In both their monolithic entirety and their fragmented minutiae, social media are hard to comprehend. Their sheer mobility, variety and density make them difficult to grasp.
After leaving Twitter I've been thinking about whether it is possible to understand social media from the outside*. I'm wondering if knowing their rapid streams requires the researcher to also be a participant within them? Maybe a better way to think about this would be to ask what can still be understood from the outside and what is more likely to be missed when not exposed to social media's circulations of content.
A lack of direct participation in social media inevitably removes the opportunity for first-hand and lived experience to inform an understanding of its cultures - the potential for what Christine Hine once called ‘virtual ethnography’ is much restricted by a lack of access. The embodied knowledge that can only accumulate through practice will also be hard to replace. Social media is full of subtleties and quirks. These platforms contain complex discourses and rapid tides of issues, ideas and themes. The concern is that a lack of involvement will mean that much of these will be missed altogether. I've already found that these discourses and themes are much harder to follow when they are not being witnessed unolding. Dipping in is like trying to make sense of a long conversation from a two second snippet or, perhaps, like mapping the plot of a film from only a few frames.

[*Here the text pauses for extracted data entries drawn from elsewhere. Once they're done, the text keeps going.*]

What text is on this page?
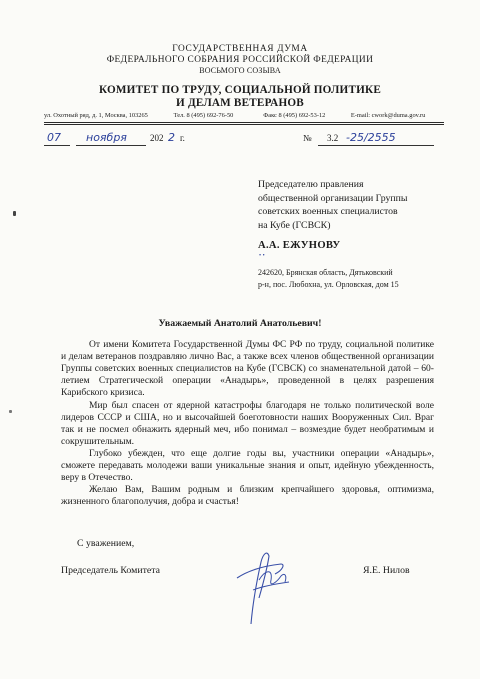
ГОСУДАРСТВЕННАЯ ДУМА
ФЕДЕРАЛЬНОГО СОБРАНИЯ РОССИЙСКОЙ ФЕДЕРАЦИИ
ВОСЬМОГО СОЗЫВА
КОМИТЕТ ПО ТРУДУ, СОЦИАЛЬНОЙ ПОЛИТИКЕ
И ДЕЛАМ ВЕТЕРАНОВ
ул. Охотный ряд, д. 1, Москва, 103265	Тел. 8 (495) 692-76-50	Факс 8 (495) 692-53-12	E-mail: cwork@duma.gov.ru
07 ноября	202 2 г.	№ 3.2 -25/2555
Председателю правления
общественной организации Группы
советских военных специалистов
на Кубе (ГСВСК)
А.А. ЕЖУНОВУ
• •
242620, Брянская область, Дятьковский
р-н, пос. Любохна, ул. Орловская, дом 15
Уважаемый Анатолий Анатольевич!

От имени Комитета Государственной Думы ФС РФ по труду, социальной политике и делам ветеранов поздравляю лично Вас, а также всех членов общественной организации Группы советских военных специалистов на Кубе (ГСВСК) со знаменательной датой – 60-летием Стратегической операции «Анадырь», проведенной в целях разрешения Карибского кризиса.

Мир был спасен от ядерной катастрофы благодаря не только политической воле лидеров СССР и США, но и высочайшей боеготовности наших Вооруженных Сил. Враг так и не посмел обнажить ядерный меч, ибо понимал – возмездие будет необратимым и сокрушительным.

Глубоко убежден, что еще долгие годы вы, участники операции «Анадырь», сможете передавать молодежи ваши уникальные знания и опыт, идейную убежденность, веру в Отечество.

Желаю Вам, Вашим родным и близким крепчайшего здоровья, оптимизма, жизненного благополучия, добра и счастья!

С уважением,
Председатель Комитета	Я.Е. Нилов
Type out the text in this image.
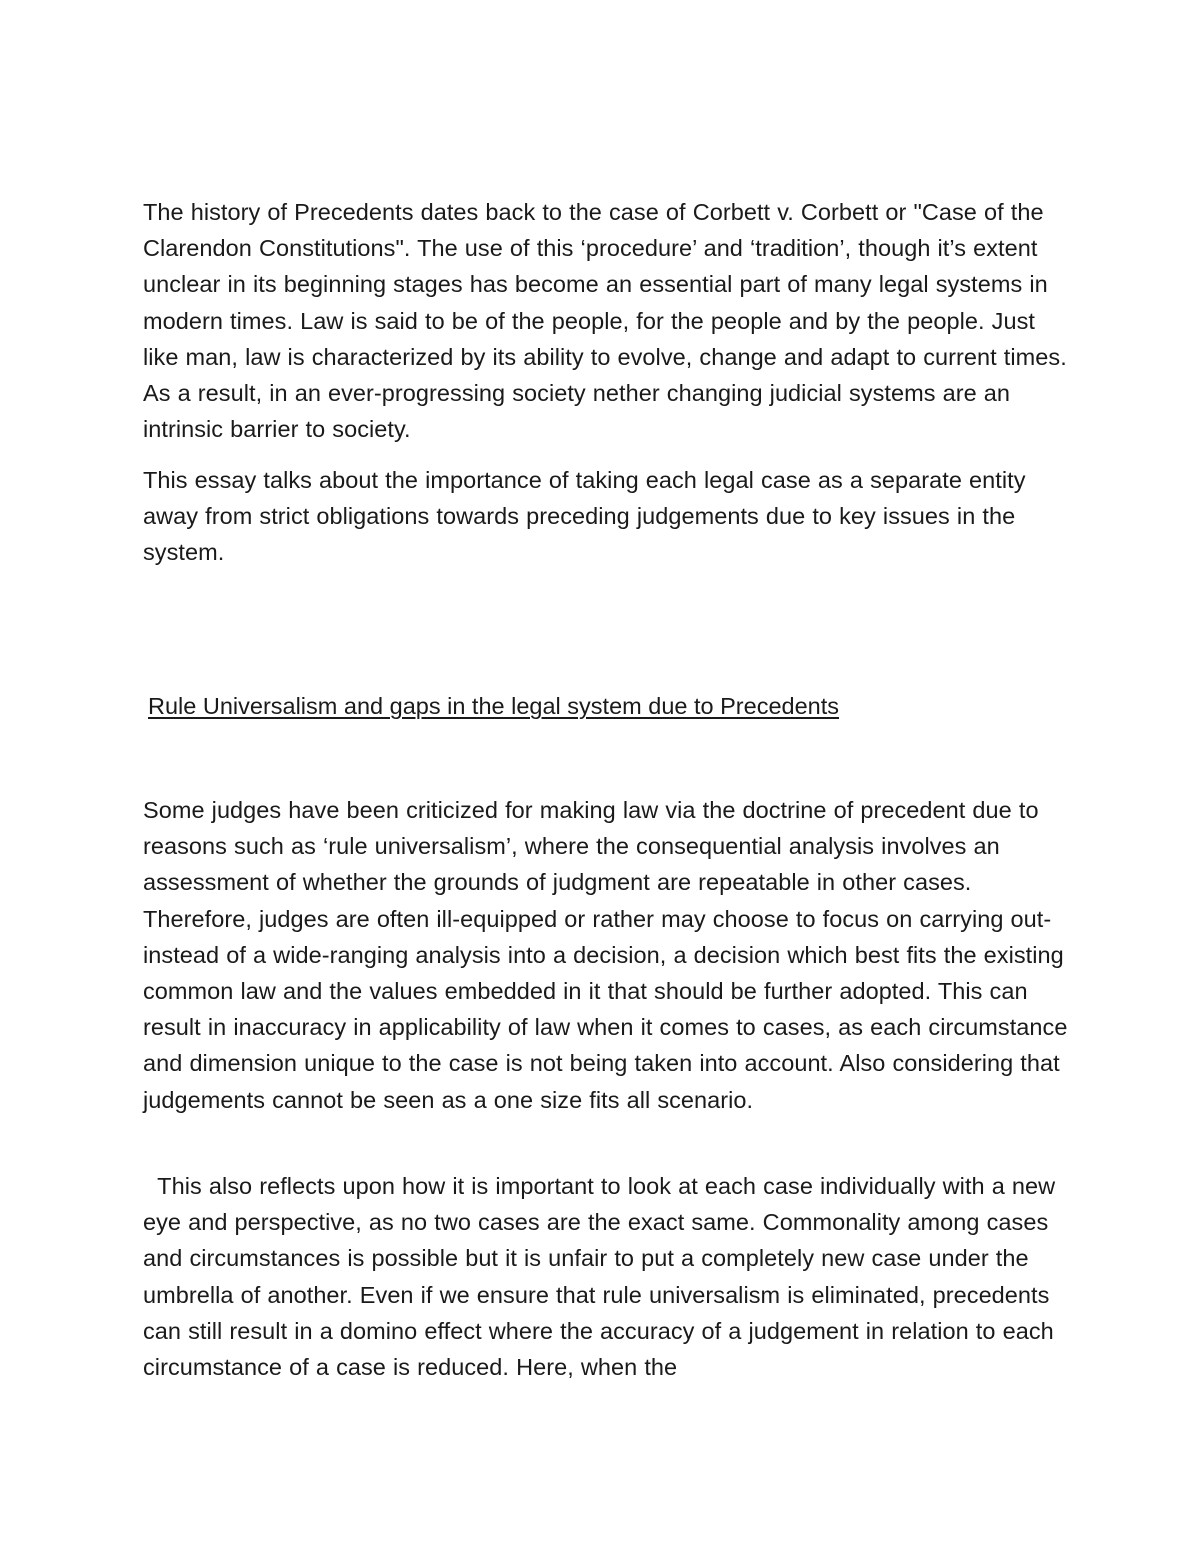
The history of Precedents dates back to the case of Corbett v. Corbett or "Case of the Clarendon Constitutions". The use of this ‘procedure’ and ‘tradition’, though it’s extent unclear in its beginning stages has become an essential part of many legal systems in modern times. Law is said to be of the people, for the people and by the people. Just like man, law is characterized by its ability to evolve, change and adapt to current times. As a result, in an ever-progressing society nether changing judicial systems are an intrinsic barrier to society.

This essay talks about the importance of taking each legal case as a separate entity away from strict obligations towards preceding judgements due to key issues in the system.

Rule Universalism and gaps in the legal system due to Precedents

Some judges have been criticized for making law via the doctrine of precedent due to reasons such as ‘rule universalism’, where the consequential analysis involves an assessment of whether the grounds of judgment are repeatable in other cases. Therefore, judges are often ill-equipped or rather may choose to focus on carrying out- instead of a wide-ranging analysis into a decision, a decision which best fits the existing common law and the values embedded in it that should be further adopted. This can result in inaccuracy in applicability of law when it comes to cases, as each circumstance and dimension unique to the case is not being taken into account. Also considering that judgements cannot be seen as a one size fits all scenario.

This also reflects upon how it is important to look at each case individually with a new eye and perspective, as no two cases are the exact same. Commonality among cases and circumstances is possible but it is unfair to put a completely new case under the umbrella of another. Even if we ensure that rule universalism is eliminated, precedents can still result in a domino effect where the accuracy of a judgement in relation to each circumstance of a case is reduced. Here, when the
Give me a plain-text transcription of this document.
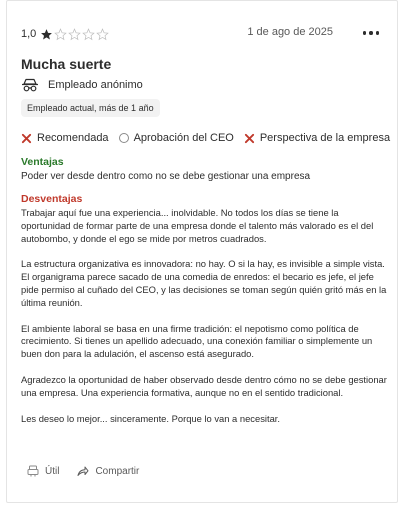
1,0	1 de ago de 2025
Mucha suerte
Empleado anónimo
Empleado actual, más de 1 año
Recomendada Aprobación del CEO Perspectiva de la empresa
Ventajas
Poder ver desde dentro como no se debe gestionar una empresa
Desventajas

Trabajar aquí fue una experiencia... inolvidable. No todos los días se tiene la oportunidad de formar parte de una empresa donde el talento más valorado es el del autobombo, y donde el ego se mide por metros cuadrados.

La estructura organizativa es innovadora: no hay. O si la hay, es invisible a simple vista. El organigrama parece sacado de una comedia de enredos: el becario es jefe, el jefe pide permiso al cuñado del CEO, y las decisiones se toman según quién gritó más en la última reunión.

El ambiente laboral se basa en una firme tradición: el nepotismo como política de crecimiento. Si tienes un apellido adecuado, una conexión familiar o simplemente un buen don para la adulación, el ascenso está asegurado.

Agradezco la oportunidad de haber observado desde dentro cómo no se debe gestionar una empresa. Una experiencia formativa, aunque no en el sentido tradicional.

Les deseo lo mejor... sinceramente. Porque lo van a necesitar.

Útil	Compartir
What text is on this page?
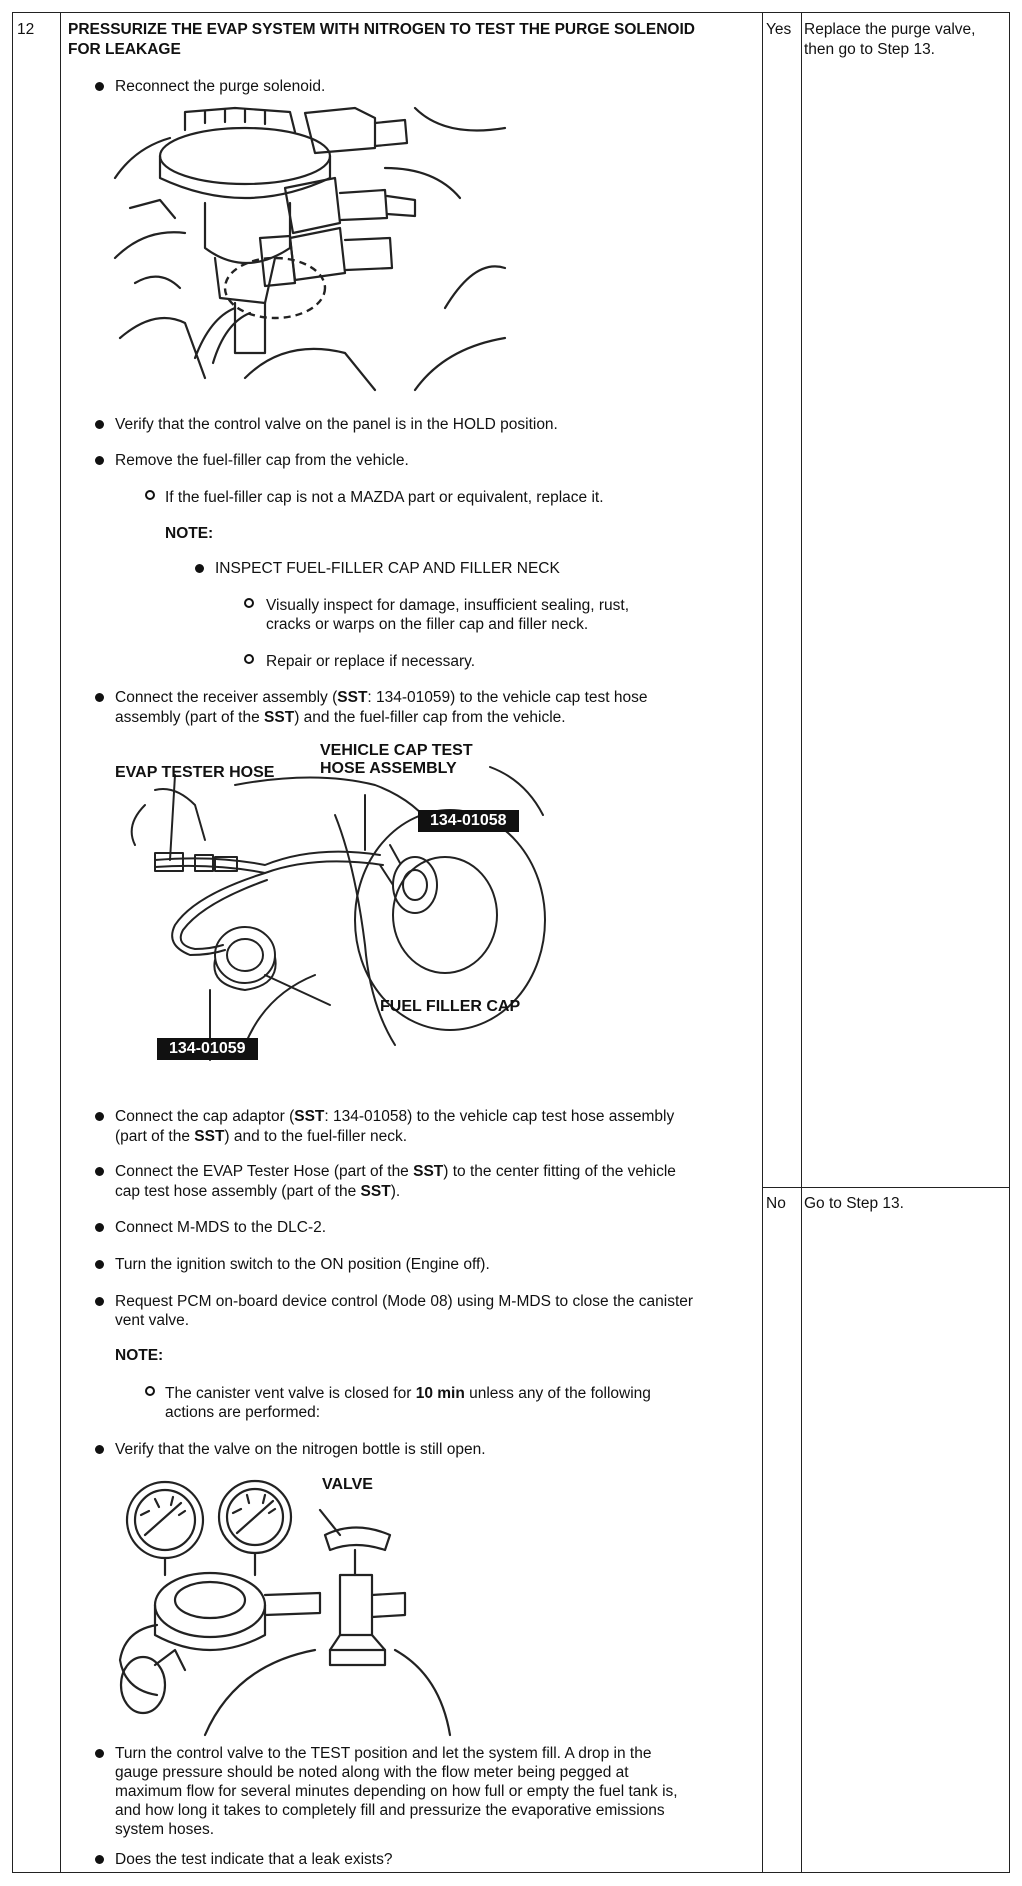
12 PRESSURIZE THE EVAP SYSTEM WITH NITROGEN TO TEST THE PURGE SOLENOID
FOR LEAKAGE
Yes Replace the purge valve,
then go to Step 13.
No Go to Step 13.
Reconnect the purge solenoid.
Verify that the control valve on the panel is in the HOLD position.
Remove the fuel-filler cap from the vehicle.
If the fuel-filler cap is not a MAZDA part or equivalent, replace it.
NOTE:
INSPECT FUEL-FILLER CAP AND FILLER NECK
Visually inspect for damage, insufficient sealing, rust,
cracks or warps on the filler cap and filler neck.
Repair or replace if necessary.
Connect the receiver assembly (SST: 134-01059) to the vehicle cap test hose
assembly (part of the SST) and the fuel-filler cap from the vehicle.
EVAP TESTER HOSE
VEHICLE CAP TEST
HOSE ASSEMBLY
134-01058
FUEL FILLER CAP
134-01059
Connect the cap adaptor (SST: 134-01058) to the vehicle cap test hose assembly
(part of the SST) and to the fuel-filler neck.
Connect the EVAP Tester Hose (part of the SST) to the center fitting of the vehicle
cap test hose assembly (part of the SST).
Connect M-MDS to the DLC-2.
Turn the ignition switch to the ON position (Engine off).
Request PCM on-board device control (Mode 08) using M-MDS to close the canister
vent valve.
NOTE:
The canister vent valve is closed for 10 min unless any of the following
actions are performed:
Verify that the valve on the nitrogen bottle is still open.
VALVE
Turn the control valve to the TEST position and let the system fill. A drop in the
gauge pressure should be noted along with the flow meter being pegged at
maximum flow for several minutes depending on how full or empty the fuel tank is,
and how long it takes to completely fill and pressurize the evaporative emissions
system hoses.
Does the test indicate that a leak exists?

Taken in snapshots and lifted out of their intertextual links, bits of content can be hard to interpret. Operating from the outside might rule out a properly informed textual analysis. Although, I suspect, the cross-reading of this content and the multiple references they contain due to their origins in vast networks, mean that it is easy to misinterpret content even when on the inside. This relates to a bigger issue about the algorithmic filtering that can lead users within the same platform to have very different experiences and encounter very different things. I'm left with little doubt that a lack of participation is likely to further obscure social media's discourses and dialogues.
Perhaps stepping away from social media demands a broader perspective and focus. One possibility is an approach that mostly contemplates more structural issues: the history and direction of social media; the technical infrastructures; the underpinning logics, ideologies and rationalities; the political economy and geopolitics; the power dynamics of datafication and the politics of circulation; the governance, regulation and control of platforms and so on. These are all things that might be understood without a need to participate. These are also the type of things that I’ve tended to focus on in the past, and where I expect my attention will continue to be drawn. I’m conscious though of losing a sense of the type of relational and interactive elements of these media.
Platform politics are certainly still in reach though - and are where some important tensions are playing out at the moment. There is plenty of need for further understanding of the conditions and circumstances that shape how social media circulations and practices are experienced. The mapping out of the broader politics and structural dynamics of social media is something that seems to be calling for attention - especially as the tensions around ownership, control over content and other governance matters continue to unfold. And then there are the changing features of the broader social media ecology.
A lack of participation in social media will have curtailed my voice, I’ve lost my place within the communications network**, I'm hoping that it won't limit what I can see. Maybe it will help to sensitise to its quirks and its broader developments, I hope so. I suspect though that it's much more likely that I'll miss some of its subtleties and lose a sense of the insider discourse. It is here that I will need to think further, or I'll miss a whole genealogy of discursive framing and cultural logics. The next question is whether the very designs of social media mean that those framings and logics are hidden to outsiders, perhaps though they are never quite fully revealed to the users themselves either. Glimpsed only in bits, perhaps no one really gets the full picture.
*Of course, all of this begs the question as to whether there is an outside to social media. They have a wide reach that stretches far beyond their apparent limits and across social connections and broader media. Perhaps we should not think of them as having an inside and an outside.